Critique de Tootpadu

  • Que restera-t-il de l’humanité, quand notre planète nous lâchera ? Ce moment fatidique arrivera certainement un jour très lointain, lorsque le soleil s’éteindra d’ici quelques millions d’années. Mais en attendant cette extinction des feux définitive, le style de vie de notre civilisation de consommation nullement intéressée par une gestion durable de nos ressources naturelles fait tout son possible pour précipiter le cataclysme. Inutile par conséquent de dater précisément l’action du nouveau film de Christopher Nolan, puisque pareille détresse planétaire, avec un dérèglement climatique et un appauvrissement alarmants, pourraient hélas raisonnablement se produire de notre vivant. La description de cette grisaille ambiante, où l’espoir meurt en dernier pendant que la tristesse et la résignation gagnent patiemment du terrain, compte parmi les points forts de Interstellar. Contrairement aux scénarios catastrophe qui poussent d’habitude à l’abandon hâtif de l’habitat terrestre pour chercher le bonheur dans une autre galaxie, le déclin se déroule plus subrepticement ici. A tel point que l’aspect inoffensif de la menace diffuse risquerait presque d’ébranler pour des raisons purement sentimentales la décision du protagoniste de partir.

    Or, c’est justement l’attachement inconditionnel à sa progéniture qui incite Cooper à enfiler à nouveau la combinaison de cosmonaute. A l’image du film de Alfonso Cuaron sorti l’année dernière, son expédition relève alors de l’aventure époustouflante, quoique investie de considérations philosophiques plus amples que la simple survie pendant quelques heures dans un environnement hautement hostile. Le sort de l’humanité toute entière dépend désormais de la réussite ou bien de l’échec de la quête du héros et de son équipage pour un substitut à notre vieille Terre exténuée. Les détails de ce voyage dans l’espace se distinguent par un certain réalisme scientifique, même si la motivation principale de cette opération d’endurance se situe assez rapidement du côté d’une simple obsession de réunion familiale. Les univers inconnus, atteints comme par miracle mais jamais vraiment colonisés, ponctuent ainsi une course contre la montre que peinent à gagner à la fois les personnages et la narration.

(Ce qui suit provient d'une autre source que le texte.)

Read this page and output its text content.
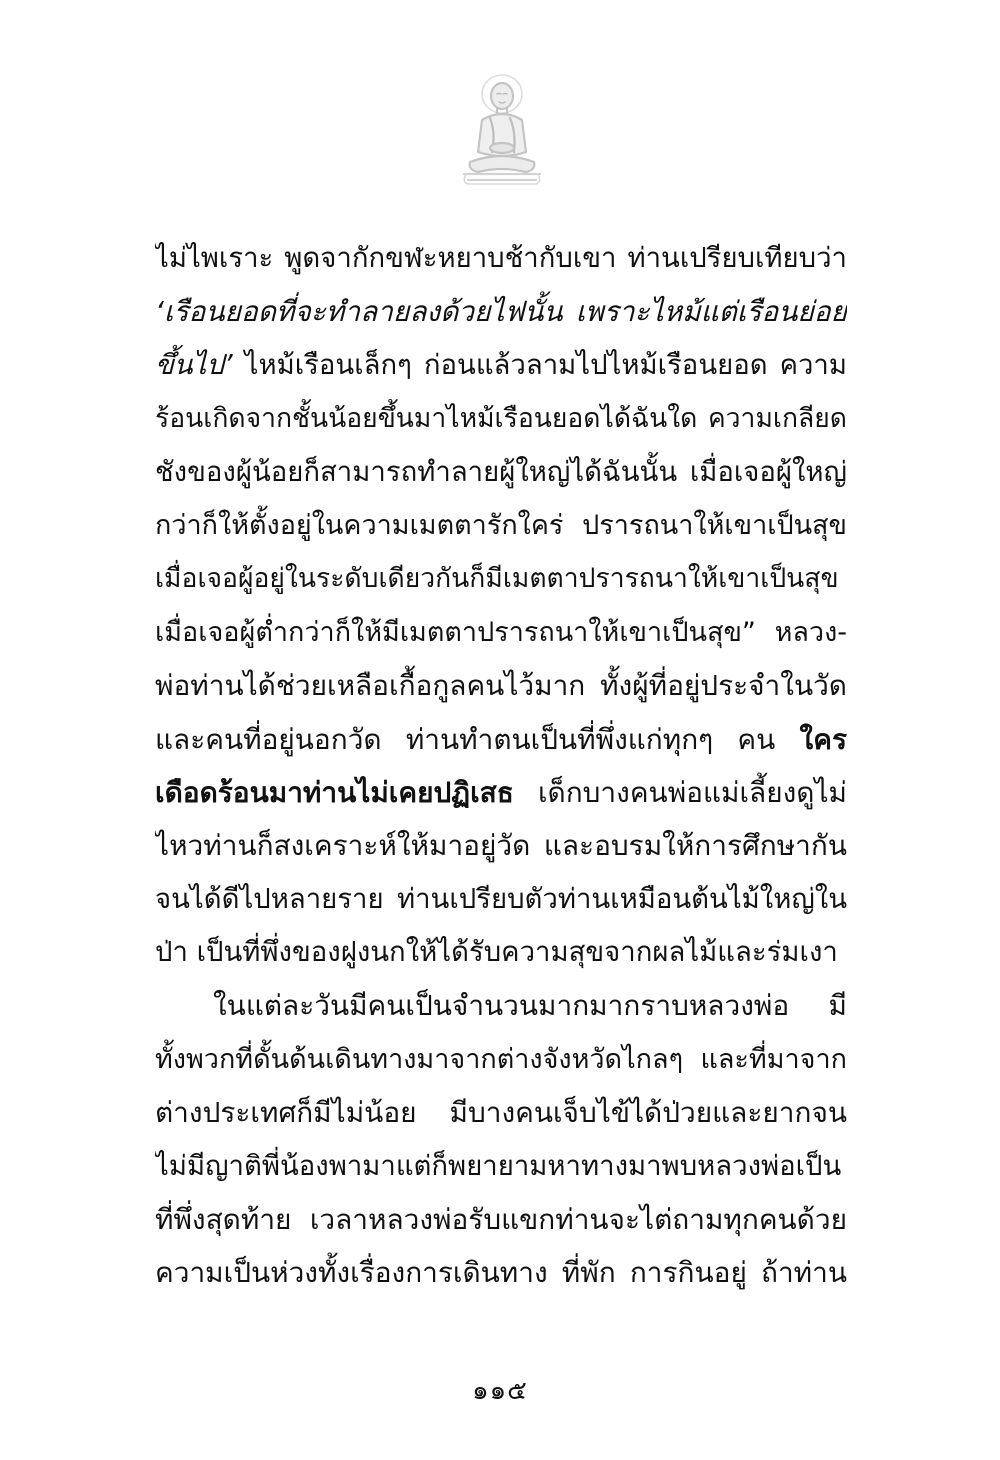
ไม่ไพเราะ พูดจากักขฬะหยาบช้ากับเขา ท่านเปรียบเทียบว่า
‘เรือนยอดที่จะทำลายลงด้วยไฟนั้น เพราะไหม้แต่เรือนย่อย
ขึ้นไป’ ไหม้เรือนเล็กๆ ก่อนแล้วลามไปไหม้เรือนยอด ความ
ร้อนเกิดจากชั้นน้อยขึ้นมาไหม้เรือนยอดได้ฉันใด ความเกลียด
ชังของผู้น้อยก็สามารถทำลายผู้ใหญ่ได้ฉันนั้น เมื่อเจอผู้ใหญ่
กว่าก็ให้ตั้งอยู่ในความเมตตารักใคร่ ปรารถนาให้เขาเป็นสุข
เมื่อเจอผู้อยู่ในระดับเดียวกันก็มีเมตตาปรารถนาให้เขาเป็นสุข
เมื่อเจอผู้ต่ำกว่าก็ให้มีเมตตาปรารถนาให้เขาเป็นสุข” หลวง-
พ่อท่านได้ช่วยเหลือเกื้อกูลคนไว้มาก ทั้งผู้ที่อยู่ประจำในวัด
และคนที่อยู่นอกวัด ท่านทำตนเป็นที่พึ่งแก่ทุกๆ คน ใคร
เดือดร้อนมาท่านไม่เคยปฏิเสธ เด็กบางคนพ่อแม่เลี้ยงดูไม่
ไหวท่านก็สงเคราะห์ให้มาอยู่วัด และอบรมให้การศึกษากัน
จนได้ดีไปหลายราย ท่านเปรียบตัวท่านเหมือนต้นไม้ใหญ่ใน
ป่า เป็นที่พึ่งของฝูงนกให้ได้รับความสุขจากผลไม้และร่มเงา
ในแต่ละวันมีคนเป็นจำนวนมากมากราบหลวงพ่อ มี
ทั้งพวกที่ดั้นด้นเดินทางมาจากต่างจังหวัดไกลๆ และที่มาจาก
ต่างประเทศก็มีไม่น้อย มีบางคนเจ็บไข้ได้ป่วยและยากจน
ไม่มีญาติพี่น้องพามาแต่ก็พยายามหาทางมาพบหลวงพ่อเป็น
ที่พึ่งสุดท้าย เวลาหลวงพ่อรับแขกท่านจะไต่ถามทุกคนด้วย
ความเป็นห่วงทั้งเรื่องการเดินทาง ที่พัก การกินอยู่ ถ้าท่าน
๑๑๕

    Pour un film qui paraît s’enorgueillir de son maniement de la notion de temps, la neuvième réalisation de Christopher Nolan gère les près de trois heures qu’elle s’est elle-même imparties d’une façon pas tout à fait convaincante. Au plus tard lorsque la mise en parallèle des enjeux relativise considérablement le joli effet de dépaysement que nous inspire chaque balade prolongée à bord d’un vaisseau spatial – en guise de symbole magistral de l’expérience viscérale du cinéma –, l’intensité du ton risque à plusieurs reprises de s’user dans des urgences répétitives. De même, l’explication finale farfelue constitue un aboutissement plutôt poussif de ce qui n’est au fond que l’histoire d’une famille trop longtemps séparée, en dépit du cadre épique, voire tragique. La disparité des objectifs à atteindre, à savoir la conciliation de la conquête des mondes et d’une simple relation supposément trahie entre un père et sa fille, reflétée par celle entre le vieux professeur et la sienne, révèle un peu trop aisément les limites du réalisateur.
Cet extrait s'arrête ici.